We had the good fortune of connecting with Joe Ray and we’ve shared our conversation below.
Hi Joe, can you walk us through the thought-process of starting your business?
My thought process was this: I like doing this. I’m good at it and people have been collecting my art for years, let me grow this.
This was a switch in mindset for me. I had been a fine artist for several years and had been exhibiting in shows around town, as well as in other states, but it was in the last few years that I realized that I was running another business.

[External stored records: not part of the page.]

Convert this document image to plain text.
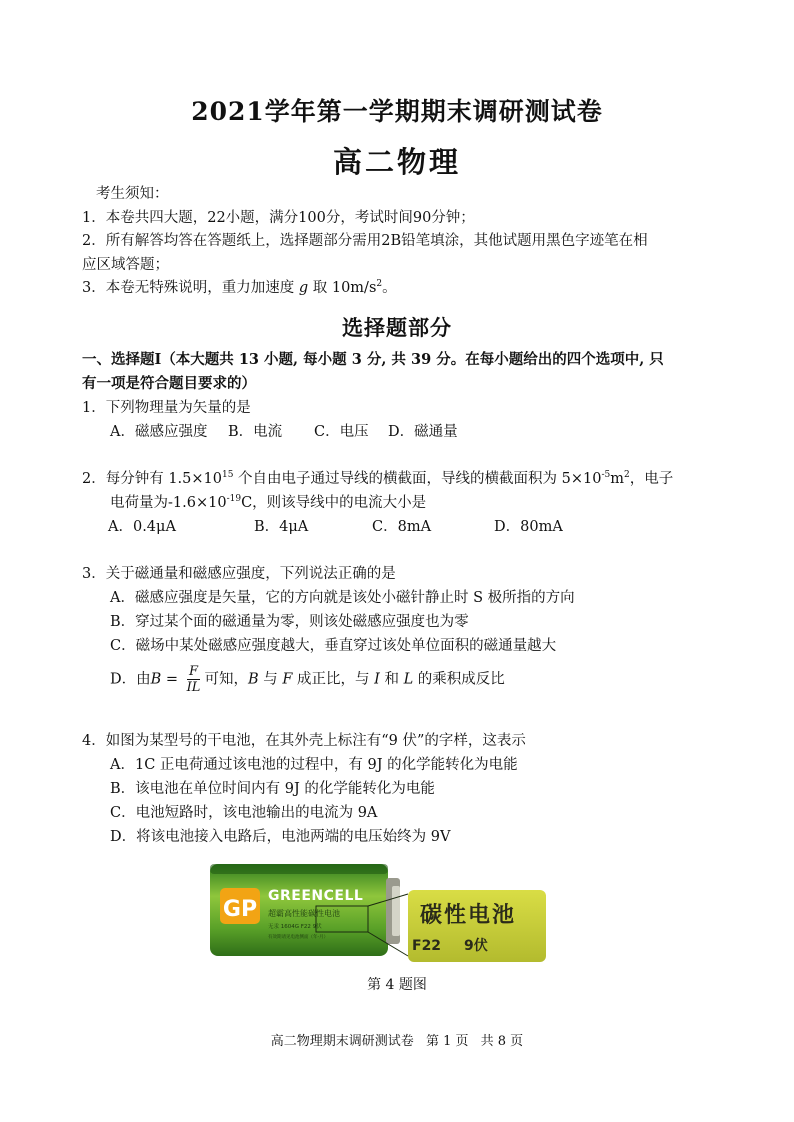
2021学年第一学期期末调研测试卷
高二物理
考生须知：
1．本卷共四大题，22小题，满分100分，考试时间90分钟；
2．所有解答均答在答题纸上，选择题部分需用2B铅笔填涂，其他试题用黑色字迹笔在相
应区域答题；
3．本卷无特殊说明，重力加速度 g 取 $10m/s^2$。
选择题部分
一、选择题Ⅰ（本大题共 13 小题, 每小题 3 分, 共 39 分。在每小题给出的四个选项中, 只
有一项是符合题目要求的）
1．下列物理量为矢量的是
A．磁感应强度	B．电流	C．电压	D．磁通量
2．每分钟有 $1.5\times 10^{15}$ 个自由电子通过导线的横截面，导线的横截面积为 $5\times 10^{-5}m^2$，电子
电荷量为$-1.6\times 10^{-19}C$，则该导线中的电流大小是
A．0.4μA	B．4μA	C．8mA	D．80mA
3．关于磁通量和磁感应强度，下列说法正确的是
A．磁感应强度是矢量，它的方向就是该处小磁针静止时 S 极所指的方向
B．穿过某个面的磁通量为零，则该处磁感应强度也为零
C．磁场中某处磁感应强度越大，垂直穿过该处单位面积的磁通量越大
D．由$B = \frac{F}{IL}$ 可知，B 与 F 成正比，与 I 和 L 的乘积成反比
4．如图为某型号的干电池，在其外壳上标注有“9 伏”的字样，这表示
A．1C 正电荷通过该电池的过程中，有 9J 的化学能转化为电能
B．该电池在单位时间内有 9J 的化学能转化为电能
C．电池短路时，该电池输出的电流为 9A
D．将该电池接入电路后，电池两端的电压始终为 9V
GP
GREENCELL
超霸高性能碳性电池
无汞 1604G F22 9伏
有效期请见电池侧面（年-月）
碳性电池
F22 9伏
第 4 题图
高二物理期末调研测试卷 第 1 页 共 8 页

This is in addition to my mainstay business; Maximo Branding, which my wife and I own and operate.
The passion of doing my art and being able to explore new mediums and styles is what drove me to treat my art as a business. Put it like this, the realization that every artist is a small business owner dawned on me. I think if I had taken it through the steps, we (Maximo) take a new client through, I would have realized this much sooner.
Let’s talk shop? Tell us more about your career, what can you share with our community?
My visual art is colorful, it reflects my inner thoughts and my culture. I reincarnate through colors and imagery. Most of the images and iconography are Corazones (hearts); what does it mean when you say a person has heart? Plus, hearts are about love, lust, desire, and passion.
Another set of images I work with are Sirenas (mermaids), they’re voluptuous creatures who live in the desert as well as the ocean. And they like wine.
And there are the Luchadores (masked Mexican wrestlers). Their masks are their personality and character and also contain their super powers. I’ve been a Lucha Libre fan since I was a kid.
In addition to being a visual artist, I’m infatuated with the art of storytelling. I enjoy this because you get to paint and create with word pictures. You frame and color through the telling of a tale.
If you had a friend visiting you, what are some of the local spots you’d want to take them around to?
In the Phoenix area, we’d start with the Desert Botanical Gardens, which is conveniently close to my home/studio. Mexican food would be on the menu quite often, whether Cocina Madrigal in South Phoenix, or some other birria place along south 7th Street. Barrio Café is colorful and delicious, and has great margaritas. In Scottsdale, we’d do some wine tasting at Carlson Creek, then head back into Phoenix for after dark taco truck bites. There are a number of places in between that are good for people watching as well.
If the weather isn’t oppressively hot, a hike in the Superstitions is a must. Going out of town would include a trip to Parker (where I grew up) in western Arizona to have a bite and a drink on a dock bar on the Colorado River. From there north to Sedona, Flagstaff, etc. Then venture down Tucson way and find our way to Kartchner Caverns, the Chiracahuas, etc.
The beauty of Arizona is that you can drive in any direction and have a new experience each time. Just don’t wander out alone in the desert in July…
Shoutout is all about shouting out others who you feel deserve additional recognition and exposure. Who would you like to shoutout?
My family was always supportive of my efforts as a kid. And a high school art teacher, Claude Thorn pushed me to go to college, and for his advice I am eternally grateful. I have a BFA in graphic design from Arizona State University, though I didn’t do much art while in college, I did learn to be creative and to problem solve.
After college is when I began doing my art. My inspiration and support came from a group of Chicano artists in a group called MARS which I hung around with after joining the organization and gallery. The talent, tenacity, knowledge and desire that these artists had rubbed off on me and inspired me.
Plus, the competitive and creative nature in the design and advertising field also pushed me along as well.